インドネシアでひそかに動く鉄道プロジェクト「スラウェシ島鉄道」 10月開業絶望的も、秘めたるポテンシャルはいかほどか
当面は旅客需要なし

一方で、こんな田舎に高規格路線を建設したところで果たして需要があるのか、そのような議論が全く見られない。まさに「我田引鉄」である。「ジャワ島重視」への批判をかわし、「地方開発も積極的にやっている」と言う政権アピールだ。
しかも、マカッサル~パレパレという二都市間を結ぶという当初目標は、市街地区間の用地取得、それに高架にするか否かという問題が決着しておらず、今回開業するのは両市街地から外れたマロス~バル間のみである。ただでさえ、地域間交流が少ないと言われているエリアで、旅客需要はほぼ無いことが予想される。そのため、当面の仕事は、港湾とセメント工場への引き込み線を活用した、原料・製品輸送になると目されている。
実は、このトランス・スラウェシ鉄道には壮大なインドネシアの夢が詰まっていた。と言うのも、トランス・スラウェシ鉄道を高速試験線にする計画が一時期持ち上がったからだ。
原野に伸びる高規格な路線で高速車両の試験を行うというのは、確かに理にかなっている。2021年8月の独立記念日にジョコウィ大統領は高速鉄道国産化を指示した。これは中国案で建設が進むジャカルタ~バンドン高速鉄道とは別で、現在、日本の協力で進めているジャワ北本線の準高速化(狭軌、最高速度160km/h)の計画を変更し、“フル規格”着工を目指すもので、そこに国産車両を導入するというものであった。
2024年までのプロトタイプ車完成を目指し、技術評価応用庁(BPPT)や国営車両製造会社(INKA)を中心として、設計作業が開始された。しかし、客車こそ国産化を達成しているが、一般電車や機関車の国産化には程遠い状況で、高速車両をわずか4年で製造できるはずもない。日本も含めた諸外国に技術協力を求めたものの、誰にも相手にされず、結局この計画は凍結された。
さて、運輸省発表を信じる限り、開業まであと3か月というのにいまだにオペレーターの名前が挙がっていない。

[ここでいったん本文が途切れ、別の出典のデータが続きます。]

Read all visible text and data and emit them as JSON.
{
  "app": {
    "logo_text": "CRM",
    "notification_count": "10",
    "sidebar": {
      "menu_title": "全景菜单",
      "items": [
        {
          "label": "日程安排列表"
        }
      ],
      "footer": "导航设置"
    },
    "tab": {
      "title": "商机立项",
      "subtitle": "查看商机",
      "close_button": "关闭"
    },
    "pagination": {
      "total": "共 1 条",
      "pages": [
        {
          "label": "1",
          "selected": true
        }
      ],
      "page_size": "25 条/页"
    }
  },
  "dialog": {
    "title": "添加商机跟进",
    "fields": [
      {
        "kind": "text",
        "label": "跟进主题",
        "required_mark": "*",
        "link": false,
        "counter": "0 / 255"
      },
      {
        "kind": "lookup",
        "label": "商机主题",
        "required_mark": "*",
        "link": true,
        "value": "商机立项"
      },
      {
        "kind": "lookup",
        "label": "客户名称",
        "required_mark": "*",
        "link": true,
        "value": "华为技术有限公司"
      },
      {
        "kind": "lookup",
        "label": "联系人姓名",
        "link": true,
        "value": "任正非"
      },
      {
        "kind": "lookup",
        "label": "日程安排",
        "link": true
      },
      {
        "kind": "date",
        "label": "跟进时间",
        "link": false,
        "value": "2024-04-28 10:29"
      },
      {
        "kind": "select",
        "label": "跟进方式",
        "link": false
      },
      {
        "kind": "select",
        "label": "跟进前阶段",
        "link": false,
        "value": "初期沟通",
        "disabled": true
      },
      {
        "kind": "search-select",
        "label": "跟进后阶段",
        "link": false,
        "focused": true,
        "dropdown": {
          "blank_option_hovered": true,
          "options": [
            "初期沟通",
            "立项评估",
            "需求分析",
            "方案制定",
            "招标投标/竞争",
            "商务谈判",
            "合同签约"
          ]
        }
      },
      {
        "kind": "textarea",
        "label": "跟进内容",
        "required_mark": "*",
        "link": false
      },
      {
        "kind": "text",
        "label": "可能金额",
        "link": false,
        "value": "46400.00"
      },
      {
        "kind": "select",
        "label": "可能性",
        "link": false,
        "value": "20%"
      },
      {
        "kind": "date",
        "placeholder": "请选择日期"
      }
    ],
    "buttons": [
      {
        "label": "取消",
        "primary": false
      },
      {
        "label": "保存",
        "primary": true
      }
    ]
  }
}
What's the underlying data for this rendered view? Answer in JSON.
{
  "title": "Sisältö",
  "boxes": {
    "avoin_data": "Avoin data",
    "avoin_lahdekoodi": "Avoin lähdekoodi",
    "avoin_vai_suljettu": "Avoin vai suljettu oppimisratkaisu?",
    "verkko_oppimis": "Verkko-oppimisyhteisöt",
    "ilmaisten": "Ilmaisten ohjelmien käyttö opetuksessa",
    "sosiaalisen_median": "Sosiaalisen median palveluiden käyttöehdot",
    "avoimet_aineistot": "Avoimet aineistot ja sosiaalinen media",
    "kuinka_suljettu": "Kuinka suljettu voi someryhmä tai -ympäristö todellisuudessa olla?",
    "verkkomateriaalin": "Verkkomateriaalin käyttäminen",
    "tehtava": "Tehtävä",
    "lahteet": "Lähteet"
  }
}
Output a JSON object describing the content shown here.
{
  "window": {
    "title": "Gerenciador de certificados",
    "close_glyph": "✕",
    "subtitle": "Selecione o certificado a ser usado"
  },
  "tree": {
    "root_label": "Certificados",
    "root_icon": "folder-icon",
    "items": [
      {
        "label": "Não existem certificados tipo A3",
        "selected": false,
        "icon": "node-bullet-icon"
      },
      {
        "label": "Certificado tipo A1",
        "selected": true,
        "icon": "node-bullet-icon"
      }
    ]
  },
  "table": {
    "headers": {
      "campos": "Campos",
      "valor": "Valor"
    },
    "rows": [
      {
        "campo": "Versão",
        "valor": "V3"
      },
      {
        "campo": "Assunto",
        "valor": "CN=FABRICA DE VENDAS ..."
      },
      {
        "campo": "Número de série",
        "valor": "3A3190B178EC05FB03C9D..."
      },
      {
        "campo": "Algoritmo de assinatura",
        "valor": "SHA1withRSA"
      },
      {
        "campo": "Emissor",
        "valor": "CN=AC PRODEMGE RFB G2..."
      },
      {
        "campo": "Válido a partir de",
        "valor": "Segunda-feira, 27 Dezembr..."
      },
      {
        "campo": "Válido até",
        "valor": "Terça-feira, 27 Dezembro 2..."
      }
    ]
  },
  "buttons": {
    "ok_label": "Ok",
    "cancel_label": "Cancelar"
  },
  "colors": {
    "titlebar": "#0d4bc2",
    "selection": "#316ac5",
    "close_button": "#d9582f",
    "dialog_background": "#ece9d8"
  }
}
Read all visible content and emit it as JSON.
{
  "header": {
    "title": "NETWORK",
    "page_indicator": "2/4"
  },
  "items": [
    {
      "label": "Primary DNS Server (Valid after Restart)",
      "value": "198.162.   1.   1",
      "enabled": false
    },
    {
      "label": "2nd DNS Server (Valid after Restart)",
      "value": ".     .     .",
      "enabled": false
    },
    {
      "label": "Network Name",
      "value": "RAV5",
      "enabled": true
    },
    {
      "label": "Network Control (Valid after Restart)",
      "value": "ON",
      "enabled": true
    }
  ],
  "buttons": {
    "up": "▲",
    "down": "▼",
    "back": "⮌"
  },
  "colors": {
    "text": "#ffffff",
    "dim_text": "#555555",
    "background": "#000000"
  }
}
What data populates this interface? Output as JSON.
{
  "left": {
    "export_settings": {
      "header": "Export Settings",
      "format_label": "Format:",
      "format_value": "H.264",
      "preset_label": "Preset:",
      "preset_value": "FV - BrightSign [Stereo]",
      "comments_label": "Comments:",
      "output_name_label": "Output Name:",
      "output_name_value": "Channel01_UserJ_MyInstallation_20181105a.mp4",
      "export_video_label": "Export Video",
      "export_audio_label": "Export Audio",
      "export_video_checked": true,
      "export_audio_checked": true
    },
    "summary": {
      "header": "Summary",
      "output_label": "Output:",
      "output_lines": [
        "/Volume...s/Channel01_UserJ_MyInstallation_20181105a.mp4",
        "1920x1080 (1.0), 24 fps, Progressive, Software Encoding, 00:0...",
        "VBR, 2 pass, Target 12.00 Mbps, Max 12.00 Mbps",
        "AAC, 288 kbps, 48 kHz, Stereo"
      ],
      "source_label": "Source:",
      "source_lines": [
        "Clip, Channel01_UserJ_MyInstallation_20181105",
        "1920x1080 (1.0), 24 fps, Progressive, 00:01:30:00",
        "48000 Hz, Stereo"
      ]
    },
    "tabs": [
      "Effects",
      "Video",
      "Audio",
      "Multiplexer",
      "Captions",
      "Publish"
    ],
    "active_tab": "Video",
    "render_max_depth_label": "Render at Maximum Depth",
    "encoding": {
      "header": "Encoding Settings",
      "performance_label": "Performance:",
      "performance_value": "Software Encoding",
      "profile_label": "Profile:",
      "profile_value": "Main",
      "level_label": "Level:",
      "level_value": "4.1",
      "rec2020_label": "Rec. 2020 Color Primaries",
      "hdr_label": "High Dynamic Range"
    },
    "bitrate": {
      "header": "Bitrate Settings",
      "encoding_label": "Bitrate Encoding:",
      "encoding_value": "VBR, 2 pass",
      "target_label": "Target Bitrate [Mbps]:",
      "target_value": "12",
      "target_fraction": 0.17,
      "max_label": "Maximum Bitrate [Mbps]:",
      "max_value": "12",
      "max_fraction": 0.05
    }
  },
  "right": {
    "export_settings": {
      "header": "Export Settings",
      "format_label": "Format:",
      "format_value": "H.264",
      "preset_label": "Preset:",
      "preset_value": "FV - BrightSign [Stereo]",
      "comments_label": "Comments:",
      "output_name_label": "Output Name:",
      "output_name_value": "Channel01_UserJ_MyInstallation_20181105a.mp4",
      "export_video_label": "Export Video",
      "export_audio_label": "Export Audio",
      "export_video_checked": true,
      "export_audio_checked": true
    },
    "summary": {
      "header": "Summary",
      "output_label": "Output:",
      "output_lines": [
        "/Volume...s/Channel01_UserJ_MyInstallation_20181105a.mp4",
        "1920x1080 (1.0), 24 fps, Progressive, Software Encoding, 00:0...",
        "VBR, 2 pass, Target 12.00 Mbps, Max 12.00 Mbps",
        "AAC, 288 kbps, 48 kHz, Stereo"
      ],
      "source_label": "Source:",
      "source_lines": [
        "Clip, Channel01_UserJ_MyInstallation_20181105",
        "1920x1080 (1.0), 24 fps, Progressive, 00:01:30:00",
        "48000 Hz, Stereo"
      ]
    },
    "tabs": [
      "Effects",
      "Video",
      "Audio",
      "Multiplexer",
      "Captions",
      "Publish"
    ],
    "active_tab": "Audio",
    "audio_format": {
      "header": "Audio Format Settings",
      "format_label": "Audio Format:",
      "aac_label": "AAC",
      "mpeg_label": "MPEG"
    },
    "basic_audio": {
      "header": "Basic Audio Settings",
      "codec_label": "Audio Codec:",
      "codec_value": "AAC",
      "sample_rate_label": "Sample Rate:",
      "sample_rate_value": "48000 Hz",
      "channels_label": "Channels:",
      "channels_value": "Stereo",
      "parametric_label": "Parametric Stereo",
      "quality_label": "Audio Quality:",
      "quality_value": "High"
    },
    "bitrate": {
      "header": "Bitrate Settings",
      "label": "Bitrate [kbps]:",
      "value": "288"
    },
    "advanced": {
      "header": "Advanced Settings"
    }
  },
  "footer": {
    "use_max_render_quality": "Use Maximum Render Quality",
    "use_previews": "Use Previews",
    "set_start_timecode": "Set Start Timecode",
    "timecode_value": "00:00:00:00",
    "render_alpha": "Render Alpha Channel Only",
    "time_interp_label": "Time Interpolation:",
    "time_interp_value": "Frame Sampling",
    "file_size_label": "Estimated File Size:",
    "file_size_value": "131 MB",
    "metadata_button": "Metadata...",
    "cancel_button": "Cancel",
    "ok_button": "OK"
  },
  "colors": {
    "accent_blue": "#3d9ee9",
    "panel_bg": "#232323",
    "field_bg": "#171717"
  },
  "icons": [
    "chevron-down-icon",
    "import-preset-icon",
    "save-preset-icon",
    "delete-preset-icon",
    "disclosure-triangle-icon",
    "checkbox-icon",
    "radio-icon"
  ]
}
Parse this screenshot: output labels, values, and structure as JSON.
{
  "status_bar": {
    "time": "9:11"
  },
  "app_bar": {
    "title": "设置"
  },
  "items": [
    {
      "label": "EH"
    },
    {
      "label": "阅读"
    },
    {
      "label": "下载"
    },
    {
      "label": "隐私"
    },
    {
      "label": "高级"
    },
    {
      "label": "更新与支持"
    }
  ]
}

このプロジェクトのためにPT. Celebes Railway Indonesia(セルベス鉄道インドネシア)という会社が設立されているが、これはコントラクターのコンソーシアム(企業連合)であり、開業後も土木関係の保守メンテナンスは実施するようだが、鉄道会社ではない。
国費で建設されている以上、オペレーターは国鉄PT. KAI(インドネシア鉄道)以外に無いのだが、先述の採算性の問題からKAI側が運輸省と対立しているものと思われる。既存線区でも、明らかに採算が取れずKAIの運行意志が無い線区に対しては、運輸省予算でKAIに運行委託したり、補助金を投入したりしているが、スラウェシ島も同様のスキームにしない限り、列車運行などとうていできない。おそらく、この費用負担関係が決着しておらず、KAI側の動きが鈍いものと予想される。
しかも、省令変更で運輸省が営業車両を保有することは禁じられたため、KAIが自前で車両を用意しなければならない。ただでさえ、KAIはやりたくもないジャカルタ~バンドン高速鉄道に多額の出資を強いられており、コロナ禍という収入源で、赤字前提線区への負担増など言語道断だろう。加えて、標準軌で建設されているために、既存線区からの転配もできない。だから、開業3か月前なのに車両すら用意されていない。それでも運輸省が強気でいるのは、発注すれば自家用車の如く、1か月も待っていれば納車されると、本気で思っているからだ。これぞ「インドネシアンマインド」だ。